Made one of my rounds taking pics of chimneys in the area - and found this beauty at Mt. Holyoke College across the river.

I have about 40 more nice ones which will be added to the chimney gallery at:
https://www.hearth.com/gallery/   within 48 hours or so....as soon as I can get them captioned and processed.

Enjoy!


----------



## wg_bent (Apr 9, 2006)

A money making proposition for Hearthnet...The chimneys of Hearthnet calendar.  

I'd buy one!

The SI yearly of Hearthnet?

hey, SI has the bods..we have the sexy chimneys? (there's a stretch eh?)


----------



## webbie (Apr 9, 2006)

Warren said:
			
		

> A money making proposition for Hearthnet...The chimneys of Hearthnet calendar.
> 
> I'd buy one!
> 
> ...



BTW, those caps have a special draft enhancing design.....the wind helps them!

I've resized all the photos....now to caption and upload - some real beauties....

Here's another.....


----------



## case sensitive (Apr 11, 2006)

Time to go to Newport and take pics of the chimney's of the mansions around there.


----------



## webbie (Apr 11, 2006)

case sensitive said:
			
		

> Time to go to Newport and take pics of the chimney's of the mansions around there.



Well, at least I get to write the trip off!

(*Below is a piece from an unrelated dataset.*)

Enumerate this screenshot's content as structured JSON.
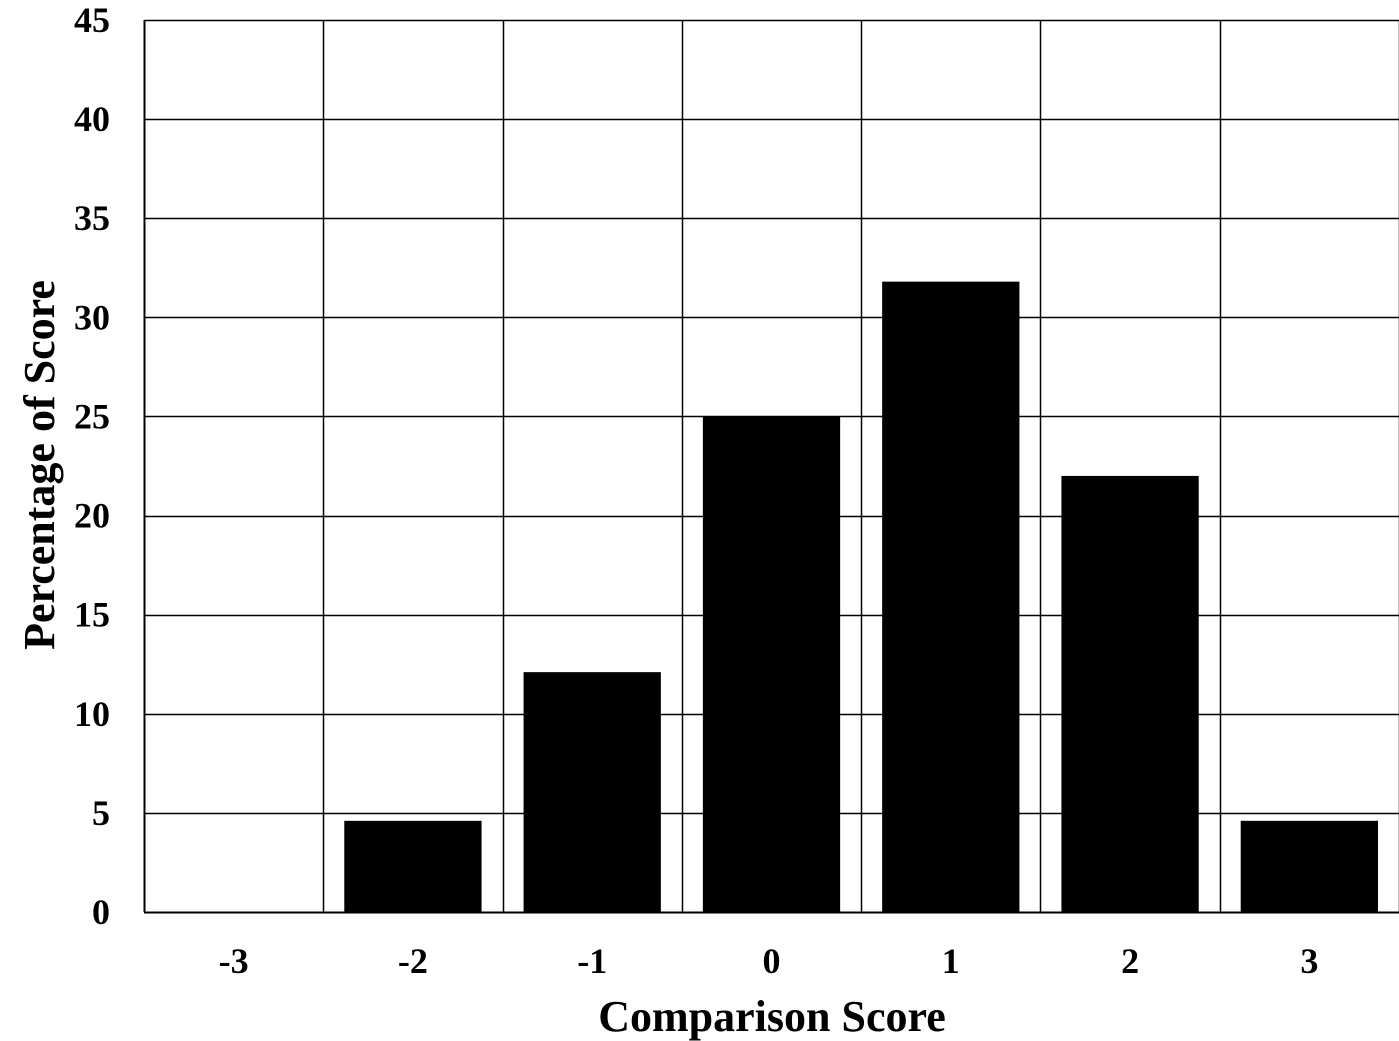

If anyone here has any neat chimneys in the neighborhood, please take a photo and send to me.....


----------



## wowchad (Nov 16, 2007)

This is one I've always been fond of...how DID they do that cap? 
(I just may copy this when we raise mine)


----------



## ozarkjeep (Nov 16, 2007)

what are these capped pipes below the chimney?


----------



## DonCT (Nov 16, 2007)

Some people have probably seen this one.

I LOVE this building


----------



## Shak (Nov 16, 2007)

The capped pipes below the chimney are snow jacks.


----------



## wowchad (Nov 16, 2007)

ozarkjeep said:
			
		

> what are these capped pipes below the chimney?

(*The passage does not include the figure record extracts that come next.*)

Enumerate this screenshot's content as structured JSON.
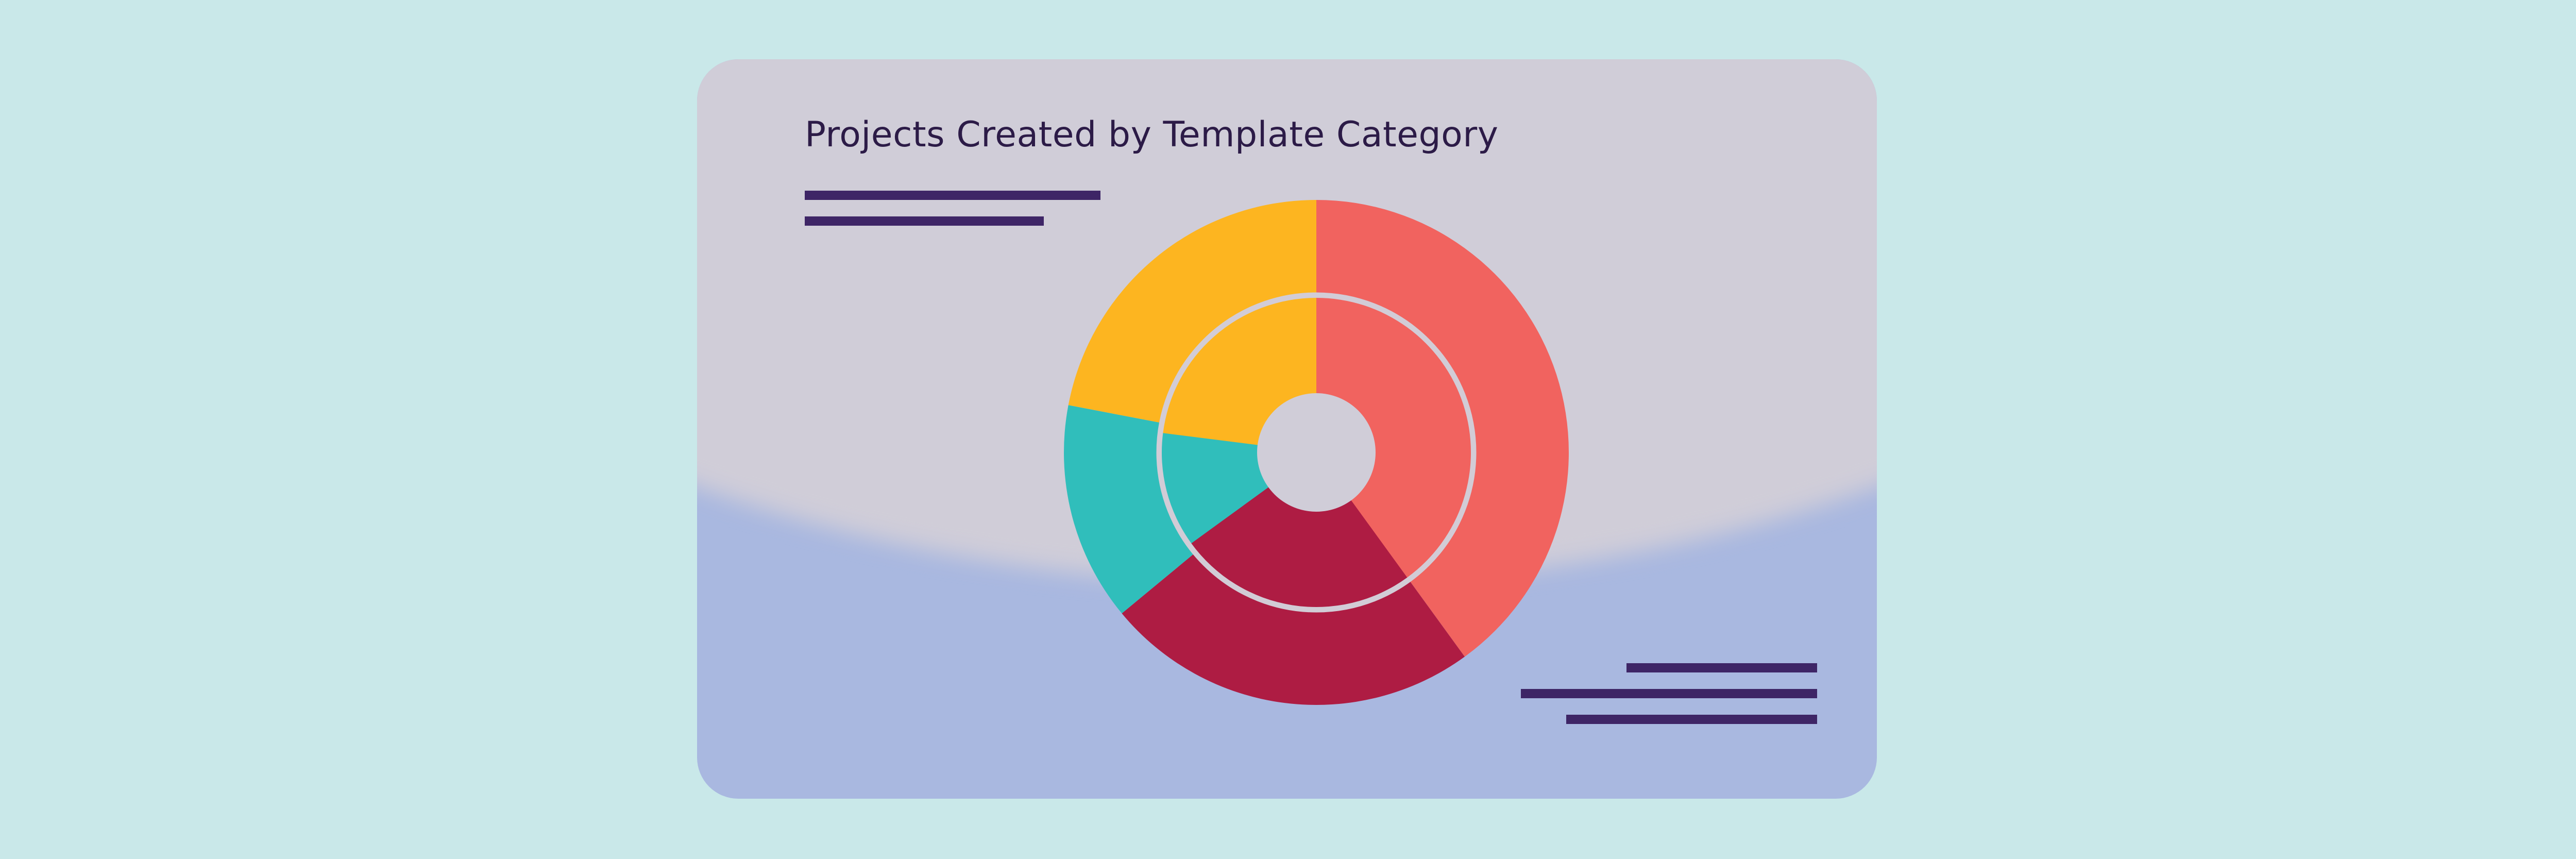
{
  "colors": {
    "page_background": "#c9e8e9",
    "card_top": "#d0cdd8",
    "card_bottom": "#a9b8e0",
    "title_text": "#2c1b47",
    "decoration_lines": "#3e2566",
    "ring_outline": "#d2ccd6",
    "center_hole": "#d0cdd8"
  },
  "chart_data": {
    "type": "pie",
    "subtype": "nested-donut",
    "title": "Projects Created by Template Category",
    "legend": "none",
    "start_angle_deg": 0,
    "direction": "clockwise",
    "series": [
      {
        "ring": "outer",
        "values": [
          40,
          24,
          14,
          22
        ],
        "colors": [
          "#f1635f",
          "#ae1c43",
          "#30bebb",
          "#fdb520"
        ]
      },
      {
        "ring": "inner",
        "values": [
          40,
          25,
          12,
          23
        ],
        "colors": [
          "#f1635f",
          "#ae1c43",
          "#30bebb",
          "#fdb520"
        ]
      }
    ]
  }
}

Saftey nets for the gargoils  :lol:


----------



## ozarkjeep (Nov 16, 2007)

Ok, from a southerner,

what is a snow jack?


----------



## marshrat (Nov 17, 2007)

Up here; we at times get 18-24 inches of snow in one shot; on slate or metal roofs it comes off in one shot which can be quite dangerous to folks on the ground. These hold the snow and ice up there so it slowly melts. Then if the air temp is cold enough you get icicles all the way to the ground and big around as some trees


----------